Study design and objectives: This RCT is designed to investigate the impact of repetitive CsA bolus therapy vs. placebo in acute high-risk TTS patients with an increased risk of intrahospital complications and long-term mortality. The main goal is to reduce myocardial damage quantified by AUC of a centrally measured high-sensitive cardiac Troponin T (hs-cTnT) over 72 hours (primary endpoint). Therefore, patients with TTS will be randomized 1:1 after angiography and receive an intravenous bolus of 2.5 mg/kg CsA or an equivalent amount of placebo immediately after baseline measurements. At 12 and 24 hours additional doses of the study drug will be applied accumulating to 7.5 mg/kg in the intervention group. After baseline laboratory measurements (including hs-cTnT) and echocardiography (TTE), serum parameters will be measured again at 3 hours and every 12 hours from baseline. TTE imaging will be performed at 24, 48 and 72 hours, and cardiac magnetic resonance imaging (CMR) at 24 to 96 hours. Left ventricular function recovery, myocardial edema (CMR), in-hospital complications, length of hospital stay, 30-day and 1-year composite cardiovascular outcome, as well as Kansas City Cardiomyopathy Questionnaire self-assessment are included as secondary endpoints.

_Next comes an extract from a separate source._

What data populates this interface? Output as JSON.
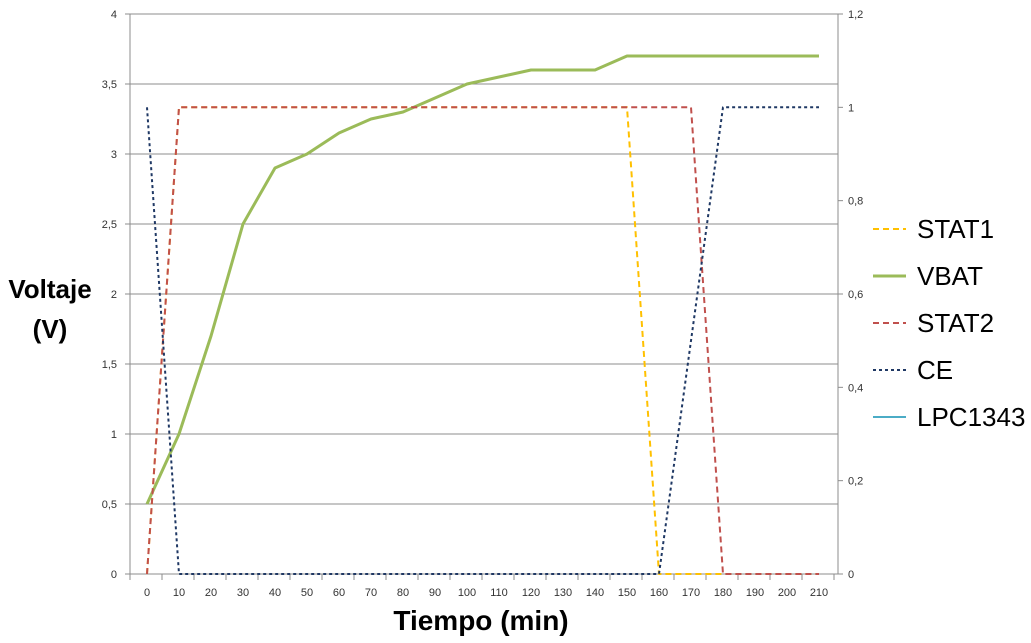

Conclusions: The CIT trial is designed to assess the safety and potential benefit of CsA on hs-cTnT release as an established marker of myocardial injury in high-risk TTS patients. The results of this trial may reveal CsA as a first pathophysiology-driven treatment option of TTS and enable a phase III follow-up trial powered for clinical outcome parameters as primary endpoint.

Clinical trials identifier: NCT05946772.